Gece yirmili yaşların başına yeniden gittim. Üç maçtada tribündeydim. O güzel atmosferi tekrar andım. Kadroyu hatırlayacak olursak,
Paul Dawkins: O zamanlar onsuz bir takım düşünemezdiniz. Belki daha sonra çok daha kaliteli yabancılar geldi. Ama onun yeri bambaşka. Galatasaraya sınıf atlatmıştı.
Michael Sceace: Güney Sanayide oynarken çok canımızı yakmıştı. O yılki şampiyonluğa en büyük katkı verenlerden. Oyun sıkıştığında top getirir, üçlük atar, takımın ateşleyecisiydi.
Nihat İziç: Onu çok zor transfer ettik. Düşünün o zamanlar Yugoslavyada sporcuların belirli bir yaş sınırı olmadan yurt dışına çıkması yasaktı. İşte yönetim başarısı.
Mehmet Baç: Oda ilginç bir basketbolcuydu. Basketbolcudan ziyade Hollywood aktörleri gibiydi. Özel bayan seyircileri vardı. Unutulan kahramanlardan.
Cihat Levent: Şimdilerde Tufan nasıl tribünleri ateşliyorsa, oda tribünleri ateşlerdi. Genç yaşına rağmen çok katkı yapmıştı. Özellikle son maçta.
Turgay Demirel: Kaptan kritik yerlerde sorumluluk alırdı. Buz gibi bir adamdı. Sanırım Ali Urasın yeğeniydi.
Mehmet Ali Tılabar: Çukurovadan transfer edilmişti. Umulmadık zamanlarda skora katkı yapardı. Bence şampiyonlukta kilit rol oynamıştı.

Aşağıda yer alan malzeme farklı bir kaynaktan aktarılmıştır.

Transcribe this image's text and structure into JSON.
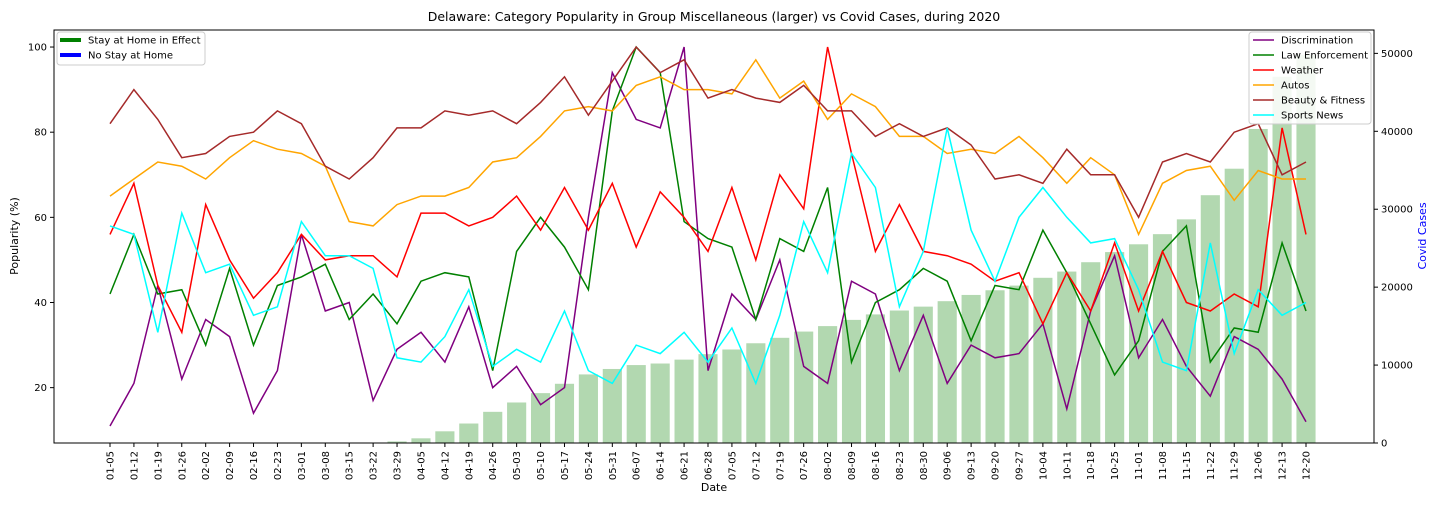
{
  "chart_data": {
    "type": "line",
    "title": "Delaware: Category Popularity in Group Miscellaneous (larger) vs Covid Cases, during 2020",
    "xlabel": "Date",
    "ylabel": "Popularity (%)",
    "y2label": "Covid Cases",
    "ylim": [
      7,
      104
    ],
    "y2lim": [
      0,
      53000
    ],
    "yticks": [
      20,
      40,
      60,
      80,
      100
    ],
    "y2ticks": [
      0,
      10000,
      20000,
      30000,
      40000,
      50000
    ],
    "grid": false,
    "x": [
      "01-05",
      "01-12",
      "01-19",
      "01-26",
      "02-02",
      "02-09",
      "02-16",
      "02-23",
      "03-01",
      "03-08",
      "03-15",
      "03-22",
      "03-29",
      "04-05",
      "04-12",
      "04-19",
      "04-26",
      "05-03",
      "05-10",
      "05-17",
      "05-24",
      "05-31",
      "06-07",
      "06-14",
      "06-21",
      "06-28",
      "07-05",
      "07-12",
      "07-19",
      "07-26",
      "08-02",
      "08-09",
      "08-16",
      "08-23",
      "08-30",
      "09-06",
      "09-13",
      "09-20",
      "09-27",
      "10-04",
      "10-11",
      "10-18",
      "10-25",
      "11-01",
      "11-08",
      "11-15",
      "11-22",
      "11-29",
      "12-06",
      "12-13",
      "12-20"
    ],
    "bars": {
      "name": "Covid Cases",
      "color": "#b2d8b0",
      "values": [
        0,
        0,
        0,
        0,
        0,
        0,
        0,
        0,
        0,
        0,
        0,
        0,
        200,
        600,
        1500,
        2500,
        4000,
        5200,
        6400,
        7600,
        8800,
        9500,
        10000,
        10200,
        10700,
        11400,
        12000,
        12800,
        13500,
        14300,
        15000,
        15800,
        16500,
        17000,
        17500,
        18200,
        19000,
        19600,
        20200,
        21200,
        22000,
        23200,
        24500,
        25500,
        26800,
        28700,
        31800,
        35200,
        40300,
        47000,
        49800
      ]
    },
    "series": [
      {
        "name": "Discrimination",
        "color": "#800080",
        "values": [
          11,
          21,
          44,
          22,
          36,
          32,
          14,
          24,
          56,
          38,
          40,
          17,
          29,
          33,
          26,
          39,
          20,
          25,
          16,
          20,
          60,
          94,
          83,
          81,
          100,
          24,
          42,
          36,
          50,
          25,
          21,
          45,
          42,
          24,
          37,
          21,
          30,
          27,
          28,
          35,
          15,
          38,
          51,
          27,
          36,
          25,
          18,
          32,
          29,
          22,
          12
        ]
      },
      {
        "name": "Law Enforcement",
        "color": "#008000",
        "values": [
          42,
          56,
          42,
          43,
          30,
          48,
          30,
          44,
          46,
          49,
          36,
          42,
          35,
          45,
          47,
          46,
          24,
          52,
          60,
          53,
          43,
          85,
          100,
          94,
          59,
          55,
          53,
          36,
          55,
          52,
          67,
          26,
          40,
          43,
          48,
          45,
          31,
          44,
          43,
          57,
          47,
          35,
          23,
          31,
          52,
          58,
          26,
          34,
          33,
          54,
          38
        ]
      },
      {
        "name": "Weather",
        "color": "#ff0000",
        "values": [
          56,
          68,
          44,
          33,
          63,
          50,
          41,
          47,
          56,
          50,
          51,
          51,
          46,
          61,
          61,
          58,
          60,
          65,
          57,
          67,
          57,
          68,
          53,
          66,
          60,
          52,
          67,
          50,
          70,
          62,
          100,
          75,
          52,
          63,
          52,
          51,
          49,
          45,
          47,
          35,
          47,
          38,
          54,
          38,
          52,
          40,
          38,
          42,
          39,
          81,
          56
        ]
      },
      {
        "name": "Autos",
        "color": "#ffa500",
        "values": [
          65,
          69,
          73,
          72,
          69,
          74,
          78,
          76,
          75,
          72,
          59,
          58,
          63,
          65,
          65,
          67,
          73,
          74,
          79,
          85,
          86,
          85,
          91,
          93,
          90,
          90,
          89,
          97,
          88,
          92,
          83,
          89,
          86,
          79,
          79,
          75,
          76,
          75,
          79,
          74,
          68,
          74,
          70,
          56,
          68,
          71,
          72,
          64,
          71,
          69,
          69
        ]
      },
      {
        "name": "Beauty & Fitness",
        "color": "#a52a2a",
        "values": [
          82,
          90,
          83,
          74,
          75,
          79,
          80,
          85,
          82,
          72,
          69,
          74,
          81,
          81,
          85,
          84,
          85,
          82,
          87,
          93,
          84,
          92,
          100,
          94,
          97,
          88,
          90,
          88,
          87,
          91,
          85,
          85,
          79,
          82,
          79,
          81,
          77,
          69,
          70,
          68,
          76,
          70,
          70,
          60,
          73,
          75,
          73,
          80,
          82,
          70,
          73
        ]
      },
      {
        "name": "Sports News",
        "color": "#00ffff",
        "values": [
          58,
          56,
          33,
          61,
          47,
          49,
          37,
          39,
          59,
          51,
          51,
          48,
          27,
          26,
          32,
          43,
          25,
          29,
          26,
          38,
          24,
          21,
          30,
          28,
          33,
          26,
          34,
          21,
          37,
          59,
          47,
          75,
          67,
          39,
          52,
          81,
          57,
          45,
          60,
          67,
          60,
          54,
          55,
          43,
          26,
          24,
          54,
          28,
          43,
          37,
          40
        ]
      }
    ],
    "legend_left": {
      "placement": "top-left",
      "entries": [
        {
          "label": "Stay at Home in Effect",
          "color": "#008000"
        },
        {
          "label": "No Stay at Home",
          "color": "#0000ff"
        }
      ]
    },
    "legend_right": {
      "placement": "top-right"
    }
  }
}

Mehmet Altıoklar: Şimdilerde dizi ve sinema film yapımcısı. Aynı zamanda yönetmen Mustafa Altıokların kardeşi. O zamanlar alt yapıdan yetişen önemli bir oyuncuydu. Koray hocanın keşiflerinden.
Turgut Tayyar: Az oynardı ama inanılmaz bir enerji verirdi, Erdem Türetken gibi.
Mehmet Şenova: Meşhur Mehmetlerden.
Efeside izlediniz Emir Turam uzun boyuyla pota altını dağıtıyordu, bizim pivot denilebilecek oyuncumuz yoktu aslında. Efesin iki amerikalısıda kabus gibiydi, her yerden sokuyorlardı.
Ömer Saybir ileride bizde oynamıştı Emir Turamda öyle. Ayrıca Lütfi Arıboğanda gencecik. Tolga öngeren, Ferhat oktay, Taner oldukça tehlikeli bir takımdı.